Un document tardivement découvert montre la persistance de ce schéma, treize ans plus tard, dans l’esprit de Hitler. Il relate une conversation du 6 mai 1940 entre Hermann Göring, le second personnage du Reich, et l’industriel suédois Birger Dahlerus, qui a ses entrées au ministère britannique des Affaires étrangères. A la veille de l’offensive contre la France et l’ensemble qu’on ne nomme pas encore le Benelux, le chef de la Luftwaffe, qui gère à la place du ministre en titre, Joachim von Ribbentrop, un certain nombre d’affaires diplomatiques, annonce que, si la Wehrmacht parvenait à s’emparer « de la côte belge et de Calais », le Reich offrirait à ses adversaires des conditions de paix généreuses, à saisir immédiatement. Il enlèverait à la France le bassin ferrifère de Briey et à la Belgique les cantons germanophones d’Eupen et de Malmédy, pour solde de tout compte sur le continent. Il occuperait des territoires coloniaux, sans autre précision. Mais l’Allemagne n’a jamais exprimé dans ce dernier domaine d’autre souhait que la récupération de ses chétives colonies africaines d’avant 1918, et le régime nazi n’a pas manifesté ici la même vigueur, et de loin, que pour réclamer la Sarre , les Sudètes ou Dantzig. Si toute revendication outre-mer devait être abandonnée dans la négociation comme on lâche du lest, l’essentiel serait tout de même acquis : ayant ridiculisé l’armée française et dégoûté les Anglais de risquer la leur sur le continent, l’Allemagne n’aurait plus rien à craindre lorsqu’elle disputerait à l’URSS la partie du territoire polonais qu’elle avait dû lui abandonner en signant, le 23 août 1939, le pacte germano-soviétique, ou lorsqu’elle entreprendrait la conquête, en une ou plusieurs fois, de la Biélorussie et de l’Ukraine.

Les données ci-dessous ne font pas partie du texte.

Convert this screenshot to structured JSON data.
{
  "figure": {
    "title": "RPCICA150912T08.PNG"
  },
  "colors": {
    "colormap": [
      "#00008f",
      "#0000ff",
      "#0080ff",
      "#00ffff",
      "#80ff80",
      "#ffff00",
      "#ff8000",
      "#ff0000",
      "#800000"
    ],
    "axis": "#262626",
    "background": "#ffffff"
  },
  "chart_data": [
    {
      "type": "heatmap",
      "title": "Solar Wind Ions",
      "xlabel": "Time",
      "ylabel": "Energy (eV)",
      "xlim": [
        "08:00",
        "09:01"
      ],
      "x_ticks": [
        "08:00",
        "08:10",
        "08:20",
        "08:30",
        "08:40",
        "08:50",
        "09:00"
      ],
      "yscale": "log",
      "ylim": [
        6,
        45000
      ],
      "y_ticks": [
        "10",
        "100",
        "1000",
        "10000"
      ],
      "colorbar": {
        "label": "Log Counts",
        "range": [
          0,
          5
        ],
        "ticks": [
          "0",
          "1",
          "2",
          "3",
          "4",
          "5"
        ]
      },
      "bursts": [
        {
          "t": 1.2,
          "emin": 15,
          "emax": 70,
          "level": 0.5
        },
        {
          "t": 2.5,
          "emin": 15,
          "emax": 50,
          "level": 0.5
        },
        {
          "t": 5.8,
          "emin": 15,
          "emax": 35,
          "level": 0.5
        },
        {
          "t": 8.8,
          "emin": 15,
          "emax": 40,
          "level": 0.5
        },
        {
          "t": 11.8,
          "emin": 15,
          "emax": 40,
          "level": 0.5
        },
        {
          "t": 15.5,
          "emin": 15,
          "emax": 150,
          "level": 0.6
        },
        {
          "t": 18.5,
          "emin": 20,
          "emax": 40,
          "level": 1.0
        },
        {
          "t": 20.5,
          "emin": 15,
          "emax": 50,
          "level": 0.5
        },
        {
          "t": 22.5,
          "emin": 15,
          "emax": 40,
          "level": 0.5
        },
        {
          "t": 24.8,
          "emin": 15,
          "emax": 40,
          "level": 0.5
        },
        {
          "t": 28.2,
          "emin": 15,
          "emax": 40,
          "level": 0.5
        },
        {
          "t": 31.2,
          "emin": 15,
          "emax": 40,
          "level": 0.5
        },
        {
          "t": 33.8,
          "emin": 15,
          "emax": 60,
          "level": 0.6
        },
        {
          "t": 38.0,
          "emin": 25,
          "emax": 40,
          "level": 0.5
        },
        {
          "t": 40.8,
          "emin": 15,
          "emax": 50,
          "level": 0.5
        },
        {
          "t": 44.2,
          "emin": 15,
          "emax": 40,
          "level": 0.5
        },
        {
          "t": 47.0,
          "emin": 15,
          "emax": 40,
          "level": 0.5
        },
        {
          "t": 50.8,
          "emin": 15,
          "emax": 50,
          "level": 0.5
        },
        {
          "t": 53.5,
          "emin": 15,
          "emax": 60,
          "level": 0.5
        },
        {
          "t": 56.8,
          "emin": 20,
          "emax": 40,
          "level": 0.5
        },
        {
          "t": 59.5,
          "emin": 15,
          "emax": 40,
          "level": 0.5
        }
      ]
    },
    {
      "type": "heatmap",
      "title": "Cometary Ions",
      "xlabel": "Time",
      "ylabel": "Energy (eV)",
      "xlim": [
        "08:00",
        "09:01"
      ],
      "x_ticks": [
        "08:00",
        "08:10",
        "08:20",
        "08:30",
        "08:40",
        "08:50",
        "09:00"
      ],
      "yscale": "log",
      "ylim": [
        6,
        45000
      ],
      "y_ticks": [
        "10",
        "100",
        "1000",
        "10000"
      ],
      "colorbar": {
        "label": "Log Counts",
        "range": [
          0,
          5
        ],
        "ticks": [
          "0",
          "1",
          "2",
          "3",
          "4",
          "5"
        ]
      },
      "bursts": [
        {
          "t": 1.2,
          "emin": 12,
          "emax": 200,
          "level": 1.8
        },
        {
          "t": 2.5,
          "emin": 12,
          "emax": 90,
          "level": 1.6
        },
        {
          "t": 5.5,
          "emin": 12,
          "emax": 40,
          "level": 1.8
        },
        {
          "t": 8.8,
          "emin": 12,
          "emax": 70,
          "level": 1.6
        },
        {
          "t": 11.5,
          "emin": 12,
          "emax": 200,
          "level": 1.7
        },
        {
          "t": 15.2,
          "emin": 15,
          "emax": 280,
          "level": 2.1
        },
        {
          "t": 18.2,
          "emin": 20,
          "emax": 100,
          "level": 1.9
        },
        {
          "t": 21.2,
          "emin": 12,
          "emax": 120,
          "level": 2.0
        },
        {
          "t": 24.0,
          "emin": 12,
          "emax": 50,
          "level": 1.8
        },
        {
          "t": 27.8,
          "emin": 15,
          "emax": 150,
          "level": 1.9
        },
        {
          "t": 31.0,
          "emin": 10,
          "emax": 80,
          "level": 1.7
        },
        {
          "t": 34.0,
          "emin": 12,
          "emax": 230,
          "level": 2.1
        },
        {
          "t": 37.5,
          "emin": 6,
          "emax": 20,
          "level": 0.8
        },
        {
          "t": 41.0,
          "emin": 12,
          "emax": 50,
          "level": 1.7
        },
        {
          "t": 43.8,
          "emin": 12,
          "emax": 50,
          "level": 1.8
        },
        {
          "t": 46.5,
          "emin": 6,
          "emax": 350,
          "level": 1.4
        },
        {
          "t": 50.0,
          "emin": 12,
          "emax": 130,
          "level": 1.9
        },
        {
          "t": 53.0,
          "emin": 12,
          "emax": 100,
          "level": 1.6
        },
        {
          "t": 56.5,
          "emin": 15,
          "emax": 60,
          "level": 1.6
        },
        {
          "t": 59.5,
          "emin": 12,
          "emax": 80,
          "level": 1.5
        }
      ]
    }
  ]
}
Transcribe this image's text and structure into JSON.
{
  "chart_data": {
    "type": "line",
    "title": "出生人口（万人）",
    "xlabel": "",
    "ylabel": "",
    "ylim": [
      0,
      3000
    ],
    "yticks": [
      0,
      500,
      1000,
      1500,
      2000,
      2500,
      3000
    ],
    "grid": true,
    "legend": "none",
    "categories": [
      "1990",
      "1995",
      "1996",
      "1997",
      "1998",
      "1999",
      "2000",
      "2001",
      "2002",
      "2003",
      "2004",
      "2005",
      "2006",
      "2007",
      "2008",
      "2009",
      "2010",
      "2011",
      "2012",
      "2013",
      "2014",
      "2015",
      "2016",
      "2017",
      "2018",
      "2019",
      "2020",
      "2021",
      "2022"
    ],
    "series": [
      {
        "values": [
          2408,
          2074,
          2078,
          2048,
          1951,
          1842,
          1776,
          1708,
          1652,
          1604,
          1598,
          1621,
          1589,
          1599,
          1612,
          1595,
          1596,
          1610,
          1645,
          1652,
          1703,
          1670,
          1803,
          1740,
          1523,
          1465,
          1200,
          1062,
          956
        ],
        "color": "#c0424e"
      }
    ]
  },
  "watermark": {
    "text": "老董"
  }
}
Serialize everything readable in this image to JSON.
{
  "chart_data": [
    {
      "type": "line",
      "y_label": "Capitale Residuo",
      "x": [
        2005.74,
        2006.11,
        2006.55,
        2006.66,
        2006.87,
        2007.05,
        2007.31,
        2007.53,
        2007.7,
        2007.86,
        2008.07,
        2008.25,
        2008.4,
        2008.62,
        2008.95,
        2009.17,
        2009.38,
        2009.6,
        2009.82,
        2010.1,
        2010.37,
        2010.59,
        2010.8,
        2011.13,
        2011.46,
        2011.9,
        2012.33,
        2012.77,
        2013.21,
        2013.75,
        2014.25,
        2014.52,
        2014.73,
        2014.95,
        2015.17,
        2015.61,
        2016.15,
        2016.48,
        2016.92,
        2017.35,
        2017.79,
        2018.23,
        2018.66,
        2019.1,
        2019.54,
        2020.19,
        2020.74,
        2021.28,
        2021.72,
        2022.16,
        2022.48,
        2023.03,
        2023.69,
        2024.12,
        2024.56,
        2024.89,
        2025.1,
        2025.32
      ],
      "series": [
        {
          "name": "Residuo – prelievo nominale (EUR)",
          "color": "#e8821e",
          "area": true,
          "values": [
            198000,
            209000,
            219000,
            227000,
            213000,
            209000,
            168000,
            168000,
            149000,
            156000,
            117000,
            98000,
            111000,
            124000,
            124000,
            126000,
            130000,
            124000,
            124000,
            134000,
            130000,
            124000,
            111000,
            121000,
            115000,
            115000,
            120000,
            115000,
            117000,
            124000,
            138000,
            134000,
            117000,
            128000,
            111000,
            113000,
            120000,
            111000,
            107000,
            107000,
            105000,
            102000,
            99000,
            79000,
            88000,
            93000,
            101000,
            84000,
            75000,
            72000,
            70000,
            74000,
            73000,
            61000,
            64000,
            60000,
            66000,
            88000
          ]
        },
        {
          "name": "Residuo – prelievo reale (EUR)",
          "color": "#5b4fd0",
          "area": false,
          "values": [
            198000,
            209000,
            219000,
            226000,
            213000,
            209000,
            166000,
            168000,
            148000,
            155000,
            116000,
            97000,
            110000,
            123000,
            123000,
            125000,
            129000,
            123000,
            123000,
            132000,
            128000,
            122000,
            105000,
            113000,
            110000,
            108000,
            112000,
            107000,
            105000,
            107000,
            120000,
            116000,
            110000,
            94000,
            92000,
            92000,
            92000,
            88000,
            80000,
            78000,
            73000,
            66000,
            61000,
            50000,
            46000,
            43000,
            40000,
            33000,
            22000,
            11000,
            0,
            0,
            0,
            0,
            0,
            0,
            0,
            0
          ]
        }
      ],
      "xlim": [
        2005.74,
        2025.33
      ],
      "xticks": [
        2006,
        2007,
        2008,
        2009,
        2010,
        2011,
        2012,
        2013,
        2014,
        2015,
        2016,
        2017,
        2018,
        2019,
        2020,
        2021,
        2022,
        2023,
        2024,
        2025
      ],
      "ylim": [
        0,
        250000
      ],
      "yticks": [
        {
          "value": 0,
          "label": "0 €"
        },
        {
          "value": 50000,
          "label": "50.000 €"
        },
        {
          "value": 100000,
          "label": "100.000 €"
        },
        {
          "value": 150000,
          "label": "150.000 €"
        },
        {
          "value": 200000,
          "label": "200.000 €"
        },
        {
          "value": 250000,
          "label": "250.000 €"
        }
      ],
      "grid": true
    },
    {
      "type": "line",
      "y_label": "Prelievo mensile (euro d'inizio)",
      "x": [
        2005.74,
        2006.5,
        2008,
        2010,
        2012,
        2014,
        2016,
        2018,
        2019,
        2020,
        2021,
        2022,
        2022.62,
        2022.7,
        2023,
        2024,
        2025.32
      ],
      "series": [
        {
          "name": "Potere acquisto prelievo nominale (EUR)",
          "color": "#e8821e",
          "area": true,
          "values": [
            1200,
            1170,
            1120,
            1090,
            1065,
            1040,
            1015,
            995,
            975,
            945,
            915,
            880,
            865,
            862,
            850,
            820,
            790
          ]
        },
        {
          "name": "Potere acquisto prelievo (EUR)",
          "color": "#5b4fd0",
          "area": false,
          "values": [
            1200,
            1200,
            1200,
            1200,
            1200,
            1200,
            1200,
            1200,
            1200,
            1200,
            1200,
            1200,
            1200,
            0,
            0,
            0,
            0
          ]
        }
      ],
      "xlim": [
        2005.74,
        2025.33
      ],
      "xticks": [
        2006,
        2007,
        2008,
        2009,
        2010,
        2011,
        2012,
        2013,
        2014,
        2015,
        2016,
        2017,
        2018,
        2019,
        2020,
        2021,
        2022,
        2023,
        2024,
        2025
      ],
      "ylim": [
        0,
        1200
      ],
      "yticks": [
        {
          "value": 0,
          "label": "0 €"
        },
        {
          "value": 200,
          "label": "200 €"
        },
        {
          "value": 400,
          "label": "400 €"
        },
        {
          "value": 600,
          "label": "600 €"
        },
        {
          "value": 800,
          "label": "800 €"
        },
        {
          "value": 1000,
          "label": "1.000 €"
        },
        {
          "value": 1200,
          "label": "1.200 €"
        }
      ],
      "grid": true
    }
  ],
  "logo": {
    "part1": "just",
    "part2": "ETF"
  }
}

Hitler joue de malchance puisque dans l’après-midi du 10 mai, quelques jours après cette conversation et quelques heures après le début de son offensive dévastatrice contre la France, son pire ennemi anglais, jusque là isolé, Winston Churchill, succède à Neville Chamberlain au poste de premier ministre. Si, aujourd’hui encore, on ne sait presque rien de l’acheminement en terre britannique du message de Göring ni de son accueil par les élites anglaises, on peut en avoir une idée par les discussions, correctement archivées et disponibles depuis 1971, du cabinet de guerre londonien. Les 26, 27 et 28 mai, Churchill sauve son fauteuil de justesse sous les assauts du ministre des Affaires étrangères Edward Halifax, qui demande qu’on s’enquière (via le gouvernement italien) des conditions de paix allemandes et qu’on les accepte « si elles ne portent pas atteinte à l’indépendance de ce pays ». Il défend cette position avec une assurance dans laquelle l’offre que Göring avait fait miroiter devant Dahlerus ne doit pas jouer un faible rôle .
La paix n’étant pas survenue au lendemain de la prise de Calais (achevée le 26 mai), Hitler se voit contraint d’envahir la France.